Muslim Rohingya, jadi pengungsi di negeri sendiri.
 Kekerasan sektarian berbasis agama masih saja terjadi di Myanmar. Walau tentara pemerintah telah berusaha menjawab kekhawatiran dunia internasional dengan menjamin keamanan bagi minoritas Muslim di negara itu.
Namun media internasional mengungkap, ada potensi baru yang sangat mungkin menjadi penyebab baru eskalasi konflik semakin parah di sana. Dilansir dari situs berita Farsnews, Kamis (2/1), di mana situs berita Vice melaporkan bahwa puluhan perempuan Muslim telah ditahan sebagai budak seks di sebuah pangkalan militer tentara Myanmar.Menurut situs tersebut, tentara Myanmar yang seharusnya menjawab kritik dunia internasional dengan menjaga keamanaman dalam negerinya, dianggap telah gagal. Hal itu dikarenakan tuduhan serius yang telah menjadikan wanita muslimah sebagai budak seks.
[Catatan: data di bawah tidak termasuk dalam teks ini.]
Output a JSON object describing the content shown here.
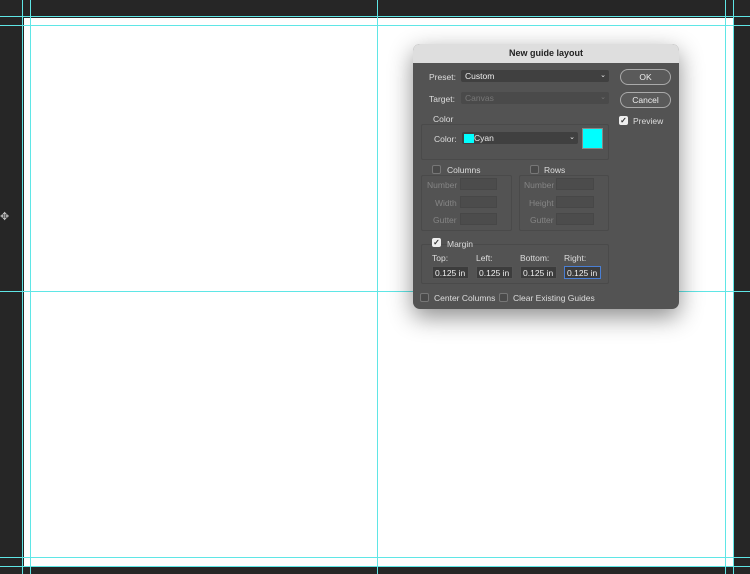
{
  "dialog": {
    "title": "New guide layout",
    "preset_label": "Preset:",
    "preset_value": "Custom",
    "target_label": "Target:",
    "target_value": "Canvas",
    "ok_label": "OK",
    "cancel_label": "Cancel",
    "preview_label": "Preview",
    "preview_checked": true,
    "color_group_label": "Color",
    "color_label": "Color:",
    "color_value": "Cyan",
    "color_hex": "#00ffff",
    "columns": {
      "label": "Columns",
      "checked": false,
      "fields": [
        "Number",
        "Width",
        "Gutter"
      ]
    },
    "rows": {
      "label": "Rows",
      "checked": false,
      "fields": [
        "Number",
        "Height",
        "Gutter"
      ]
    },
    "margin": {
      "label": "Margin",
      "checked": true,
      "top_label": "Top:",
      "left_label": "Left:",
      "bottom_label": "Bottom:",
      "right_label": "Right:",
      "top": "0.125 in",
      "left": "0.125 in",
      "bottom": "0.125 in",
      "right": "0.125 in"
    },
    "center_columns_label": "Center Columns",
    "clear_guides_label": "Clear Existing Guides"
  }
}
Seorang Jurnalis media Inggris yang dikenal dengan nama Baig pergi ke Sittwe menjelaskan fakta tersebut. Ia mengungkapkan, di beberapa tempat banyak kamp pengungsi yang didirikan untuk etnis minoritas Rohingya. Sebagian besar mereka umat Islam yang melarikan diri dari kampung halaman mereka setelah rumah mereka terbakar habis dalam serangan yang dipimpin oleh seorang Biksu Buddha, Saydaw Wirathu.

Baig mengungkapkan informasi dari penduduk setempat bahwa tentara mengumpulkan banyak wanita Muslim di sebuah pangkalan militer Myanmar. “Sebagian dari mereka digunakan sebagai budak seks. Beberapa wanita hamil,” ungkap beberapa para saksi mata kepada Baig.
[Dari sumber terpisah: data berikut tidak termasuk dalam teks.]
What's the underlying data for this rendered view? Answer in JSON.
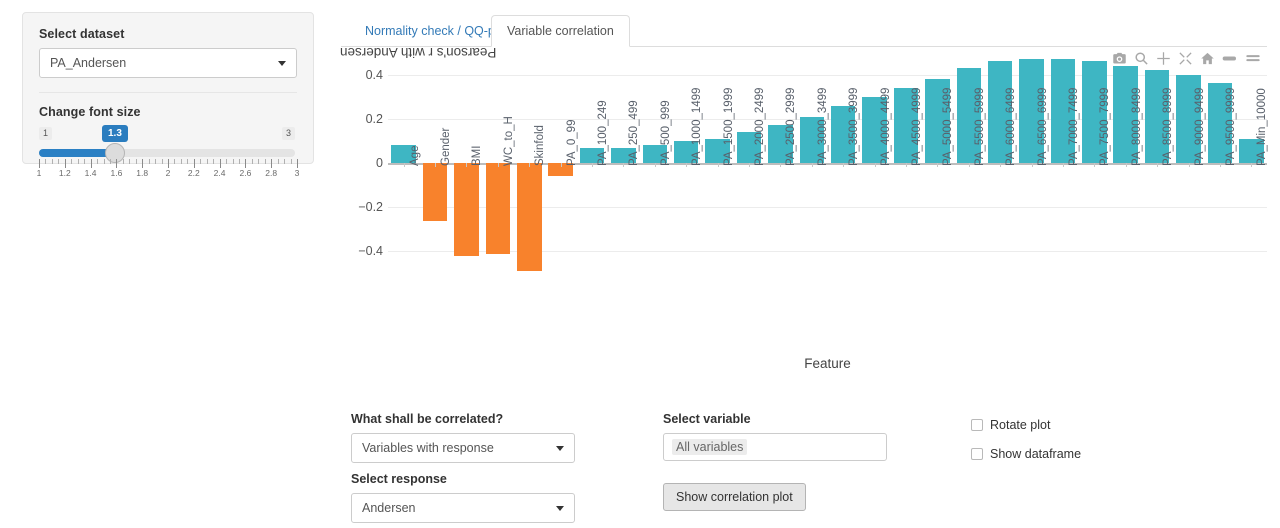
{
  "sidebar": {
    "dataset_label": "Select dataset",
    "dataset_value": "PA_Andersen",
    "fontsize_label": "Change font size",
    "slider": {
      "min_badge": "1",
      "max_badge": "3",
      "value_badge": "1.3",
      "tick_labels": [
        "1",
        "1.2",
        "1.4",
        "1.6",
        "1.8",
        "2",
        "2.2",
        "2.4",
        "2.6",
        "2.8",
        "3"
      ]
    }
  },
  "tabs": [
    {
      "label": "Normality check / QQ-plot",
      "active": false
    },
    {
      "label": "Variable correlation",
      "active": true
    }
  ],
  "modebar": {
    "icons": [
      "camera-icon",
      "zoom-in-icon",
      "pan-icon",
      "autoscale-icon",
      "home-icon",
      "toggle-spikelines-icon",
      "hover-compare-icon"
    ]
  },
  "chart_data": {
    "type": "bar",
    "title": "",
    "xlabel": "Feature",
    "ylabel": "Pearson's r with Andersen",
    "ylim": [
      -0.52,
      0.52
    ],
    "ytick_labels": [
      "0.4",
      "0.2",
      "0",
      "−0.2",
      "−0.4"
    ],
    "yticks": [
      0.4,
      0.2,
      0,
      -0.2,
      -0.4
    ],
    "grid": true,
    "legend": "none",
    "positive_color": "#3eb6c3",
    "negative_color": "#f8822c",
    "categories": [
      "Age",
      "Gender",
      "BMI",
      "WC_to_H",
      "Skinfold",
      "PA_0_99",
      "PA_100_249",
      "PA_250_499",
      "PA_500_999",
      "PA_1000_1499",
      "PA_1500_1999",
      "PA_2000_2499",
      "PA_2500_2999",
      "PA_3000_3499",
      "PA_3500_3999",
      "PA_4000_4499",
      "PA_4500_4999",
      "PA_5000_5499",
      "PA_5500_5999",
      "PA_6000_6499",
      "PA_6500_6999",
      "PA_7000_7499",
      "PA_7500_7999",
      "PA_8000_8499",
      "PA_8500_8999",
      "PA_9000_9499",
      "PA_9500_9999",
      "PA_Min_10000"
    ],
    "values": [
      0.08,
      -0.26,
      -0.42,
      -0.41,
      -0.49,
      -0.06,
      0.07,
      0.07,
      0.08,
      0.1,
      0.11,
      0.14,
      0.17,
      0.21,
      0.26,
      0.3,
      0.34,
      0.38,
      0.43,
      0.46,
      0.47,
      0.47,
      0.46,
      0.44,
      0.42,
      0.4,
      0.36,
      0.11
    ]
  },
  "controls": {
    "correlate_label": "What shall be correlated?",
    "correlate_value": "Variables with response",
    "response_label": "Select response",
    "response_value": "Andersen",
    "variable_label": "Select variable",
    "variable_value": "All variables",
    "show_plot_button": "Show correlation plot",
    "checkboxes": [
      {
        "label": "Rotate plot",
        "checked": false
      },
      {
        "label": "Show dataframe",
        "checked": false
      }
    ]
  }
}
Pemerintah Myanmar belum mengeluarkan pernyataan tentang tuduhan sejauh ini. Insiden terbaru ini kemungkinan besar menambah suasana konflik di tanah di Myanmar. Dalam beberapa tahun ini, ribuan muslim Rohingya tewas dan ratusan ribu lainnya harus mengungsi dari negara bagian Arakhan.
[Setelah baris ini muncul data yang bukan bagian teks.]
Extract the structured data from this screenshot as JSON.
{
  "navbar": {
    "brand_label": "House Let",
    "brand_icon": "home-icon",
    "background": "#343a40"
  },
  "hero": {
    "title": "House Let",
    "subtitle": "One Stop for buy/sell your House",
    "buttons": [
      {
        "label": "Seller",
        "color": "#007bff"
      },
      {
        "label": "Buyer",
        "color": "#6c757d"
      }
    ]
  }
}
Muslim Rohingya di Myanmar merupakan salah satu etnis minortas yang ada di Myanmar. Jumlah mereka sekitar lima persen dari populasi negara itu hampir 60 juta. Etnis Rohingya hingga saat ini terus mengalami penindasan, dianiaya dan menghadapi penyiksaan oleh etnis mayoritas Burma, sejak kemerdekaan negara itu pada tahun 1948.